Desde entonces, el cura le visitaba casi todas las tardes para fumar unos cuantos cigarros hablando de Enriqueta, y alguna vez salían juntos, paseando por las afueras de Madrid, como antiguos amigos.
La enfermedad avanzaba rápidamente.
Enriqueta estaba convencida de que iba a morir. Quería verle para
implorar su perdón: así lo pedía con tono de niña caprichosa y enferma que exige un juguete. Hasta «el otro», el protector poderoso, dócil a pesar de su omnipotencia, le suplicaba al cura que llevase al hotel al marido de Enriqueta. El buen viejo hablaba con fervor de la conmovedora conversión de la señora, aunque confesando que el maldito lujo, perdición de tantas almas, todavía la dominaba. La enfermedad la tenía prisionera en su casa; pero en los momentos de calma, cuando el pícaro dolor no la hacía ir de un lado a otro como una loca, hojeaba catálogos y figurines de París, escribía a sus proveedores de allá y rara era la semana en que no llegaban cajones con las últimas novedades: trajes, sombreros y joyas que, después de contemplarlos y manosearlos un día en el cerrado dormitorio, caían en los rincones o se ocultaban para siempre en los armarios, como juguetes inútiles. Por todos estos caprichos pasaba el otro, con tal de ver a Enriqueta sonriente.
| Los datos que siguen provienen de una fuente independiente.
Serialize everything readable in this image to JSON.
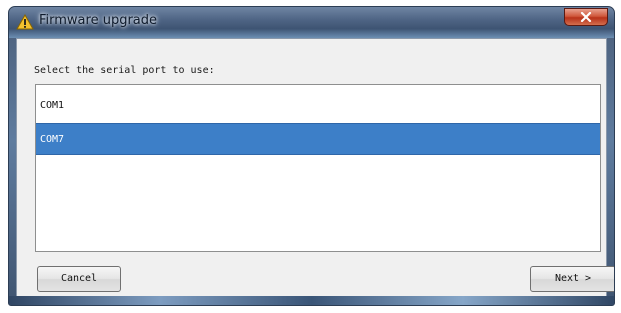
{
  "window": {
    "title": "Firmware upgrade",
    "title_icon": "warning-icon",
    "close_icon": "close-icon"
  },
  "dialog": {
    "prompt": "Select the serial port to use:",
    "ports": [
      {
        "label": "COM1",
        "selected": false
      },
      {
        "label": "COM7",
        "selected": true
      }
    ],
    "buttons": {
      "cancel": "Cancel",
      "next": "Next >"
    }
  },
  "colors": {
    "selection": "#3d7fc8",
    "titlebar": "#4f6585"
  }
}
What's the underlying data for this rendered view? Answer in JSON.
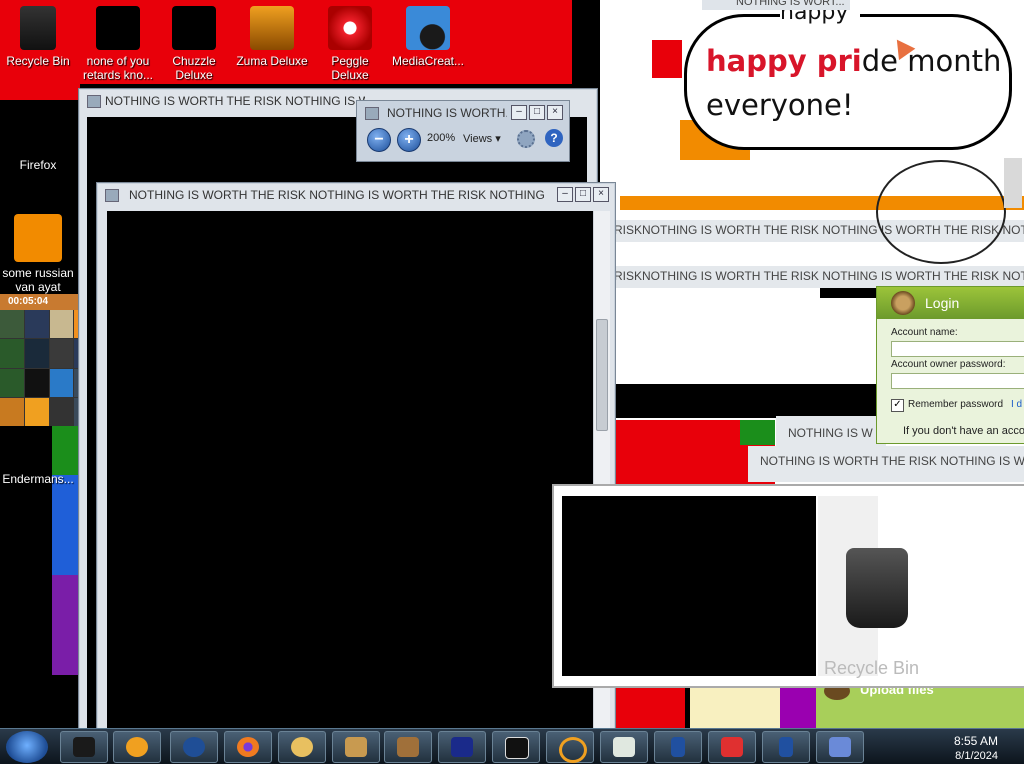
{
  "desktop": {
    "icons": [
      {
        "label": "Recycle Bin"
      },
      {
        "label": "none of you retards kno..."
      },
      {
        "label": "Chuzzle Deluxe"
      },
      {
        "label": "Zuma Deluxe"
      },
      {
        "label": "Peggle Deluxe"
      },
      {
        "label": "MediaCreat..."
      },
      {
        "label": "Firefox"
      },
      {
        "label": "some russian van ayat"
      },
      {
        "label": "Endermans..."
      }
    ],
    "bubble": {
      "top_text": "happy",
      "line1_red": "happy pri",
      "line1_rest": "de month",
      "line2": "everyone!"
    }
  },
  "windows": {
    "title_text": "NOTHING IS WORTH THE RISK NOTHING IS W...",
    "top_cut_title": "NOTHING IS WORT...",
    "photo_viewer": {
      "title": "NOTHING IS WORTH...",
      "zoom": "200%",
      "views": "Views ▾"
    },
    "main_title": "NOTHING IS WORTH THE RISK NOTHING IS WORTH THE RISK NOTHING IS W...",
    "strip1": "RISKNOTHING IS WORTH THE RISK NOTHING IS WORTH THE RISK NOTHING",
    "strip2": "RISKNOTHING IS WORTH THE RISK NOTHING IS WORTH THE RISK NOTHING I",
    "strip3": "NOTHING IS W",
    "strip4": "NOTHING IS WORTH THE RISK NOTHING IS WORT",
    "preview_label": "Recycle Bin"
  },
  "game": {
    "time": "00:05:04"
  },
  "login": {
    "title": "Login",
    "account_label": "Account name:",
    "password_label": "Account owner password:",
    "remember": "Remember password",
    "link": "I d",
    "info": "If you don't have an acco"
  },
  "upload": {
    "label": "Upload files"
  },
  "taskbar": {
    "time": "8:55 AM",
    "date": "8/1/2024",
    "items": [
      "start-button",
      "media-player",
      "windows-media",
      "firefox",
      "chuzzle",
      "box",
      "uploader",
      "mci",
      "screen",
      "search",
      "file",
      "phone",
      "arrow-app",
      "phone2",
      "network"
    ]
  },
  "colors": {
    "accent_red": "#e8000a",
    "orange": "#f28b00",
    "green": "#6c9a2c"
  }
}
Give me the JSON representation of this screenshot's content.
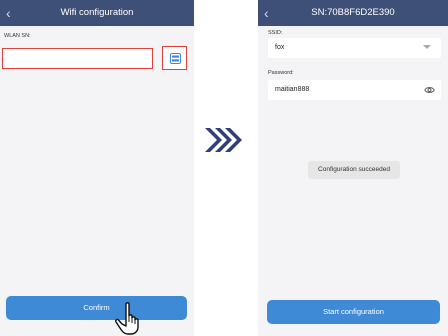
{
  "left_screen": {
    "title": "Wifi configuration",
    "back_icon": "chevron-left-icon",
    "wlan_sn_label": "WLAN SN:",
    "wlan_sn_value": "",
    "scan_icon": "barcode-scan-icon",
    "confirm_label": "Confirm",
    "pointer_icon": "hand-pointer-icon"
  },
  "transition_icon": "triple-chevron-right-icon",
  "right_screen": {
    "title": "SN:70B8F6D2E390",
    "back_icon": "chevron-left-icon",
    "ssid_label": "SSID:",
    "ssid_value": "fox",
    "dropdown_icon": "caret-down-icon",
    "password_label": "Password:",
    "password_value": "maitian888",
    "eye_icon": "eye-icon",
    "toast": "Configuration succeeded",
    "start_label": "Start configuration"
  },
  "colors": {
    "titlebar": "#3e5078",
    "button": "#3f8ad6",
    "highlight": "#e0403a",
    "arrows": "#2f3f7a",
    "background": "#f4f4f6"
  }
}
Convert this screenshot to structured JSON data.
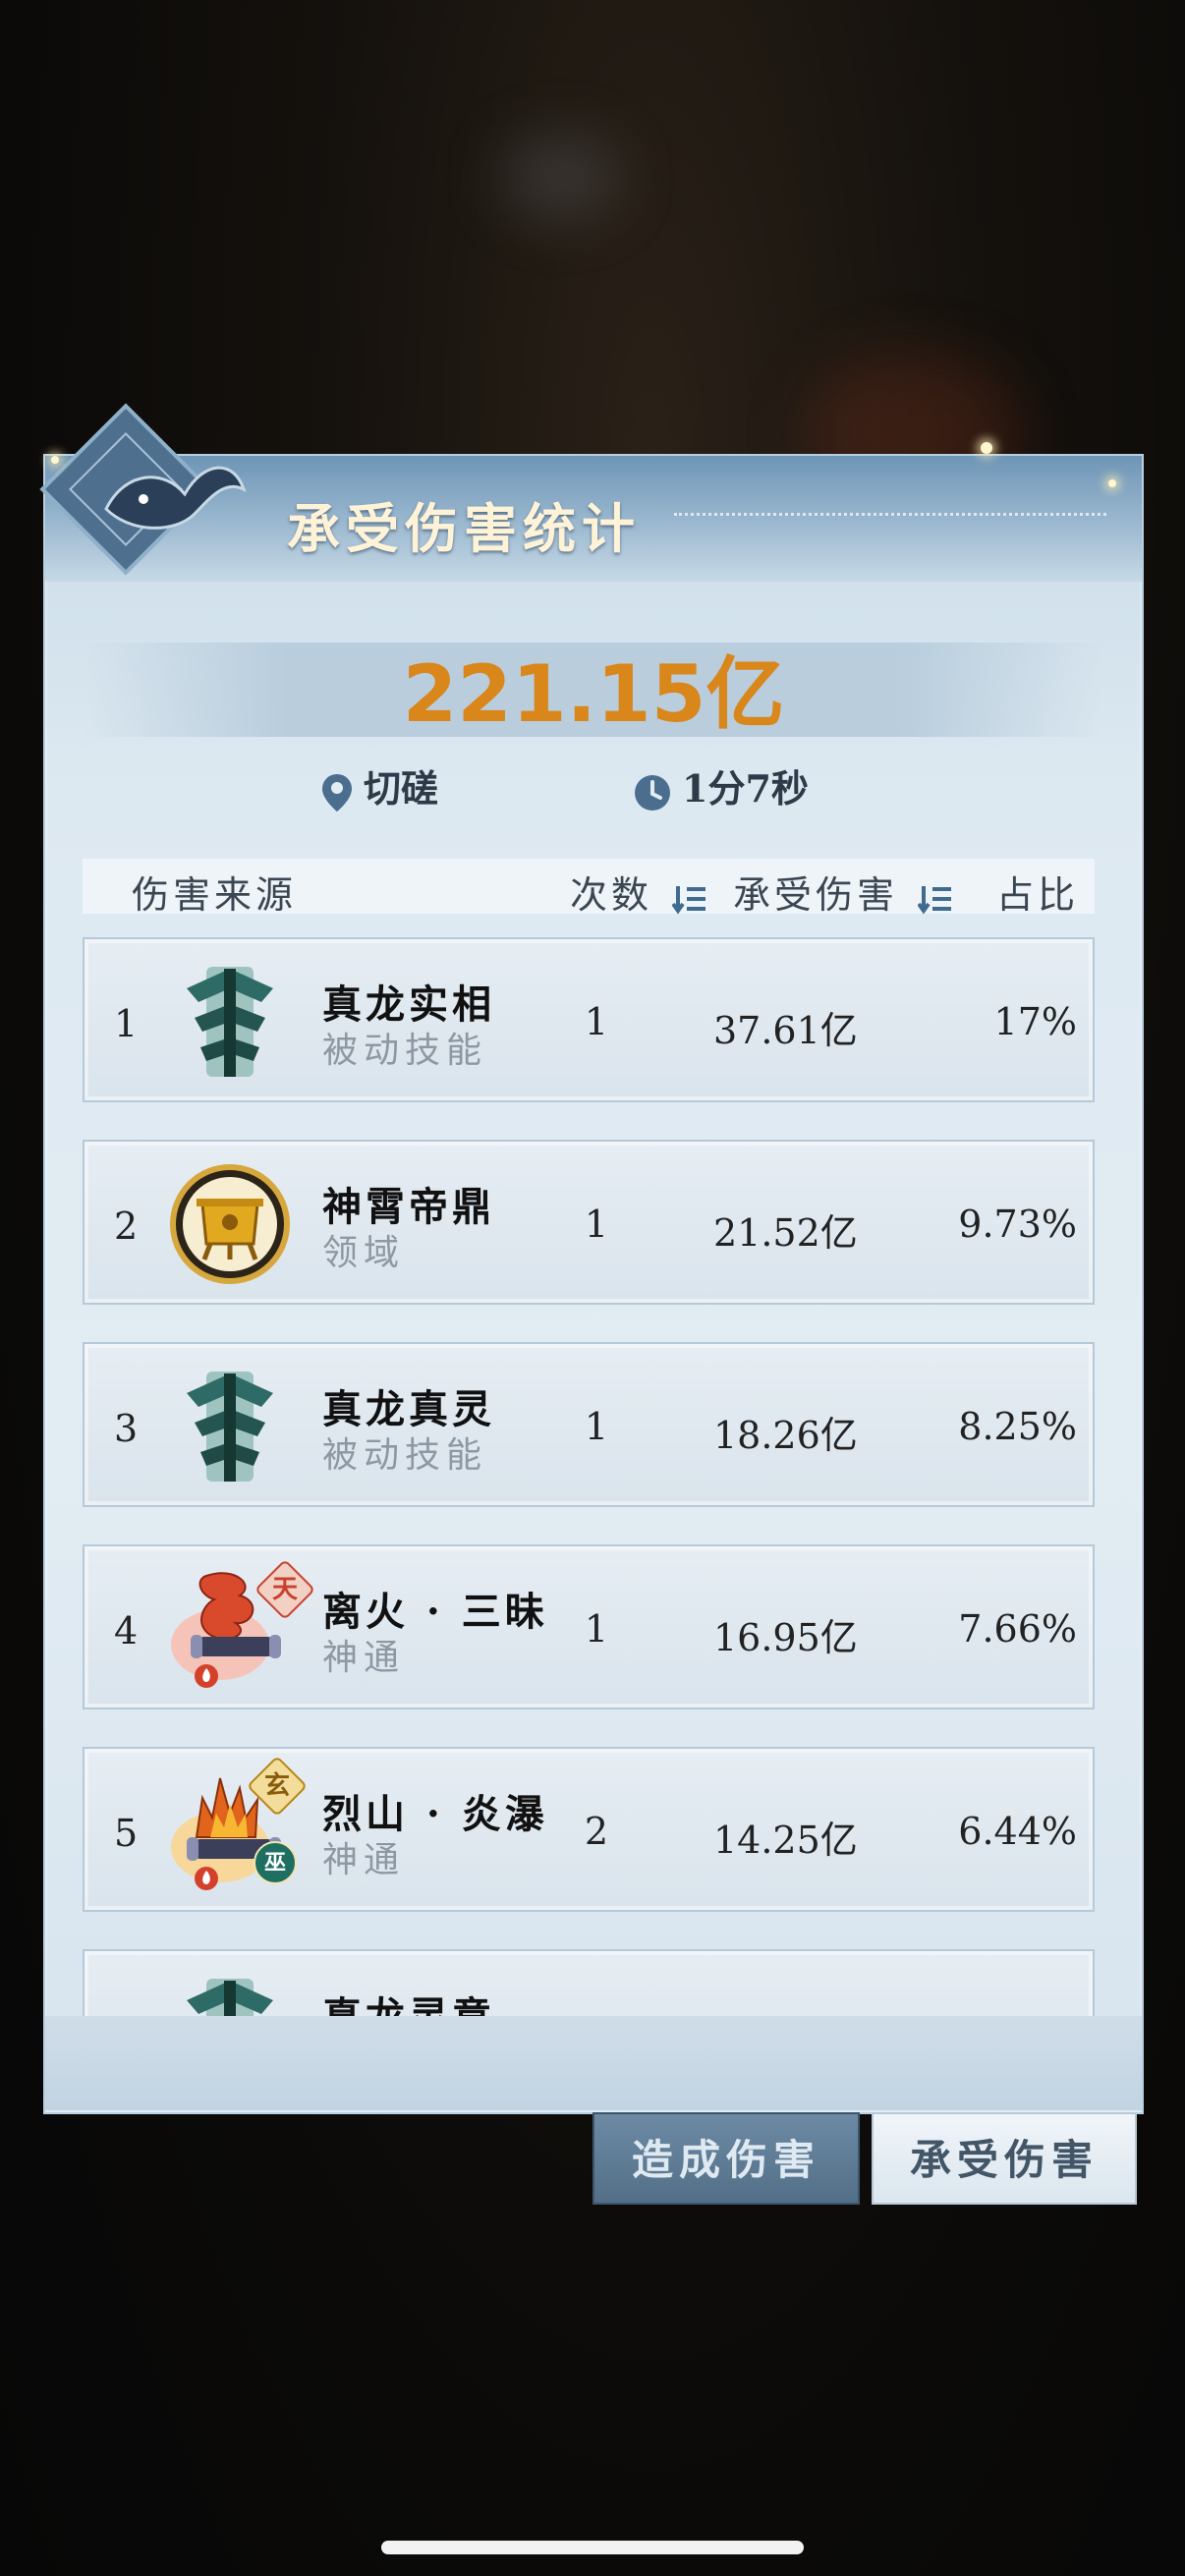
{
  "panel": {
    "title": "承受伤害统计",
    "total": "221.15亿",
    "location": "切磋",
    "duration": "1分7秒"
  },
  "table": {
    "headers": {
      "source": "伤害来源",
      "count": "次数",
      "damage": "承受伤害",
      "ratio": "占比"
    },
    "rows": [
      {
        "index": "1",
        "name": "真龙实相",
        "type": "被动技能",
        "count": "1",
        "damage": "37.61亿",
        "ratio": "17%",
        "icon": "dragon-totem-icon"
      },
      {
        "index": "2",
        "name": "神霄帝鼎",
        "type": "领域",
        "count": "1",
        "damage": "21.52亿",
        "ratio": "9.73%",
        "icon": "golden-cauldron-icon"
      },
      {
        "index": "3",
        "name": "真龙真灵",
        "type": "被动技能",
        "count": "1",
        "damage": "18.26亿",
        "ratio": "8.25%",
        "icon": "dragon-totem-icon"
      },
      {
        "index": "4",
        "name": "离火 · 三昧",
        "type": "神通",
        "count": "1",
        "damage": "16.95亿",
        "ratio": "7.66%",
        "icon": "fire-scroll-icon",
        "badge": "天"
      },
      {
        "index": "5",
        "name": "烈山 · 炎瀑",
        "type": "神通",
        "count": "2",
        "damage": "14.25亿",
        "ratio": "6.44%",
        "icon": "flame-scroll-icon",
        "badge": "玄",
        "badge2": "巫"
      },
      {
        "index": "",
        "name": "真龙灵意",
        "type": "",
        "count": "",
        "damage": "",
        "ratio": "",
        "icon": "dragon-totem-icon"
      }
    ]
  },
  "tabs": {
    "deal": "造成伤害",
    "take": "承受伤害"
  },
  "colors": {
    "total": "#d9861a",
    "accent": "#536f88"
  }
}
Estas continuas confidencias hacían penetrar lentamente a Luis en la vida de su mujer: seguía de lejos el curso de su enfermedad y no pasaba día sin que mentalmente se rozase con aquel ser, del que se había apartado para siempre.
Una tarde se presentó el cura con
desusada energía. Aquella señora estaba en las últimas, le llamaba a gritos; era un crimen negar el último consuelo a una moribunda, y él no lo consentía. Sentíase capaz de llevarle a viva fuerza. Luis, vencido por la voluntad del viejo, se dejó arrastrar y subió a un coche, insultándole mentalmente, pero sin fuerzas para retroceder... ¡Cobarde! ¡Cobarde como siempre!